Kurikulum Pasca Reformasi Hingga Kini
Pada tahun 2004, kurikulum PAUD di Indonesia dikenal dengan istilah Kurikulum Berbasis Kompetensi (KBK). Jika kurikulum pada tahun 1994 masih menggunakan sistem caturwulan, maka pada kurikulum 2004 ini sudah menggunakan sistem semester. Di samping itu, KBK menuntut siswa untuk lebih aktif dalam mengikuti pembelajaran demi mencapai tumbuh kembang yang optimal. Pada dasarnya, guru tidak hanya bertugas sebagai fasilitator pembelajaran, akan tetapi juga sebagai motivator bagi siswa.
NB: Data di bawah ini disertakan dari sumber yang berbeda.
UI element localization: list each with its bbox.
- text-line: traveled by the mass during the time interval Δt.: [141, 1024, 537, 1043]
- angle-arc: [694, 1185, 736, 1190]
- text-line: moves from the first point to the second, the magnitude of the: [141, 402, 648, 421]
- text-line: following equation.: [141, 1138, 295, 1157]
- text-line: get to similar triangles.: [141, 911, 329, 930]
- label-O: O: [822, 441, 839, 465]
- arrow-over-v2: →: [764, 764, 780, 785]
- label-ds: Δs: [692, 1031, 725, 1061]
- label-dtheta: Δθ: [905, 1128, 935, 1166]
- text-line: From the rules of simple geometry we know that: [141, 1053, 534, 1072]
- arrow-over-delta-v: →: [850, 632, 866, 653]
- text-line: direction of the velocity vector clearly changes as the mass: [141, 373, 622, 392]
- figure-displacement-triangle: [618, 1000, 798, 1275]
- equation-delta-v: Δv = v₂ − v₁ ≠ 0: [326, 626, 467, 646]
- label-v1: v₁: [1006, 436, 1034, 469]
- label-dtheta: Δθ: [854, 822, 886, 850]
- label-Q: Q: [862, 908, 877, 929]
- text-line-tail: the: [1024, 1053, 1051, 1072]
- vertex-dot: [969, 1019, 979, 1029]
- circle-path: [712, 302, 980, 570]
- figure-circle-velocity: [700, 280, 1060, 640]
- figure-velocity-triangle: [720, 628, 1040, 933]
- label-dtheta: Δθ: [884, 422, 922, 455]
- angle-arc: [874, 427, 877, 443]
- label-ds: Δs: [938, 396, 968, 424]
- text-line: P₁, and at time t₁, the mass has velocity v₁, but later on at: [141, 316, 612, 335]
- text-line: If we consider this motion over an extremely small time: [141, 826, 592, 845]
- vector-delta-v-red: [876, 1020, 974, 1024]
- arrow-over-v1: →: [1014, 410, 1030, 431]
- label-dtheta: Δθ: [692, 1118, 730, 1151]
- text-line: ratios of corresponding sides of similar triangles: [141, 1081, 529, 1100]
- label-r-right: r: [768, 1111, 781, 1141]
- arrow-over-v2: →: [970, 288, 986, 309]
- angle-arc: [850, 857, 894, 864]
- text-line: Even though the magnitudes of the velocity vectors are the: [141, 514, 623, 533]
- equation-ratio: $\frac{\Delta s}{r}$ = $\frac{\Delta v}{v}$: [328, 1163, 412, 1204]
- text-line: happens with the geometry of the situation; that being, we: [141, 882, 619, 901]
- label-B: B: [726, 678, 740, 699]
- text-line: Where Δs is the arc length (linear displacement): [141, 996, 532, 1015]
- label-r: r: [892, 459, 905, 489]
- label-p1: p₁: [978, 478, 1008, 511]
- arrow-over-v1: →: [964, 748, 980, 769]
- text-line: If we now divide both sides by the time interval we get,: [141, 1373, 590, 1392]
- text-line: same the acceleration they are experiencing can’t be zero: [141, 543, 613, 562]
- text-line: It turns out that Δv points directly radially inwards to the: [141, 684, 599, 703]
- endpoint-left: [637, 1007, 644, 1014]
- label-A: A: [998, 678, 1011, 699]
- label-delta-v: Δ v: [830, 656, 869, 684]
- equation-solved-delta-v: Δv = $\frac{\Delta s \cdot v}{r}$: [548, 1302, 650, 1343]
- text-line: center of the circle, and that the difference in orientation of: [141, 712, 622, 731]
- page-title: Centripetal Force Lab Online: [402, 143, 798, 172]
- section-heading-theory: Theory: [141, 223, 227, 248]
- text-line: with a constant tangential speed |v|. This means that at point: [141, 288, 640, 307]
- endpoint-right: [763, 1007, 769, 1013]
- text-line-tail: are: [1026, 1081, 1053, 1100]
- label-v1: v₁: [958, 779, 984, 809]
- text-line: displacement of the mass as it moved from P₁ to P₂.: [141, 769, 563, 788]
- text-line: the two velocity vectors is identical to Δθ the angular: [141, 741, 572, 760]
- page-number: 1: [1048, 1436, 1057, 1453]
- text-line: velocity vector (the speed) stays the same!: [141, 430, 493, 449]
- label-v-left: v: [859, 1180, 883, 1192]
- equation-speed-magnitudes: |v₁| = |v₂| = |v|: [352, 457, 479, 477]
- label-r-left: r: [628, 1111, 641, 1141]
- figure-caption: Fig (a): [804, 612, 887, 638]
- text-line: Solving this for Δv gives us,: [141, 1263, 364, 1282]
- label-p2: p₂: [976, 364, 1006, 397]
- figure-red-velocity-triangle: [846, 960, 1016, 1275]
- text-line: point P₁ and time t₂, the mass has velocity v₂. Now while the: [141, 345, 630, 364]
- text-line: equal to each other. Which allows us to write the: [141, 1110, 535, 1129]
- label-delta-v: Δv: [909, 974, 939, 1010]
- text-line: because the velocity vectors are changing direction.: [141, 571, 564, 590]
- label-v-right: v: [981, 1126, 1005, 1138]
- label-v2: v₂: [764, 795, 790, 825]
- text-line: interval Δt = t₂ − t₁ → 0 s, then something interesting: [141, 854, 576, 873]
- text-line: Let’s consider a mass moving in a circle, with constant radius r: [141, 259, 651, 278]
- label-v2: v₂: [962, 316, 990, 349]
Beberapa tahun kemudian, pemerintah menetapkan Standar Nasional PAUD Nomor 58 Tahun 2010. Standar Nasional PAUD ini memuat tentang 3 aspek perkembangan individu sejak lahir hingga usia 6 tahun yakni aspek fisik-motorik, sosioemosional, dan kognitif. Pengembangan kurikulum pada tahun tersebut disebut dengan Kurikulum Tingkat Satuan Pendidikan (KTSP), yang mana pembelajaran di dalamnya mulai menggunakan pendekatan tematik.
Habis KTSP, terbitlah Kurikulum 2013. Kurikulum 2013 ini memiliki tiga aspek utama dalam mengevaluasi siswa, yakni aspek pengetahuan, keterampilan, serta sikap dan perilaku. Dalam kurikulum 2013, rancangan pembelajaran bagi anak usia dini didasarkan pada Standar Tingkat Pencapaian Perkembangan Anak (STPPA), Kompetensi Inti (KI), Kompetensi Dasar (KD), Indikator Capaian Perkembangan (ICP), dan berbagai program pembelajaran yang terdiri dari program tahunan, semester, mingguan, hingga harian (iya, kurikulum yang-menurut-kebanyakan-guru-terlalu-administratif-ituh~).
Di tengah peralihan Kurikulum 2013 menuju Kurikulum Merdeka (kurikulum terbaru hingga tulisan ini terbit), pemerintah menerbitkan Keputusan Kemendibud RI Nomor 719/P/2020 mengenai Pedoman Pelaksanaan Kurikulum pada Satuan Pendidikan dalam Kondisi Khusus. Kurikulum yang berlaku pada masa itu disebut dengan Kurikulum Darurat akibat adanya pandemi Covid-19.
Kurikulum Darurat merupakan penyederhanaan dari kurikulum nasional yang sedang berjalan, dalam artian pemerintah melakukan pengurangan kompetensi dasar pada beberapa mata pelajaran sehingga siswa dapat fokus pada kompetensi esensial dan prasyarat bagi pembelajaran lanjutan di jenjang berikutnya. Kemendikbud juga turut menyediakan berbagai modul pembelajaran yang diharapkan dapat membantu guru maupun siswa untuk belajar secara sinkronus maupun asinkronus.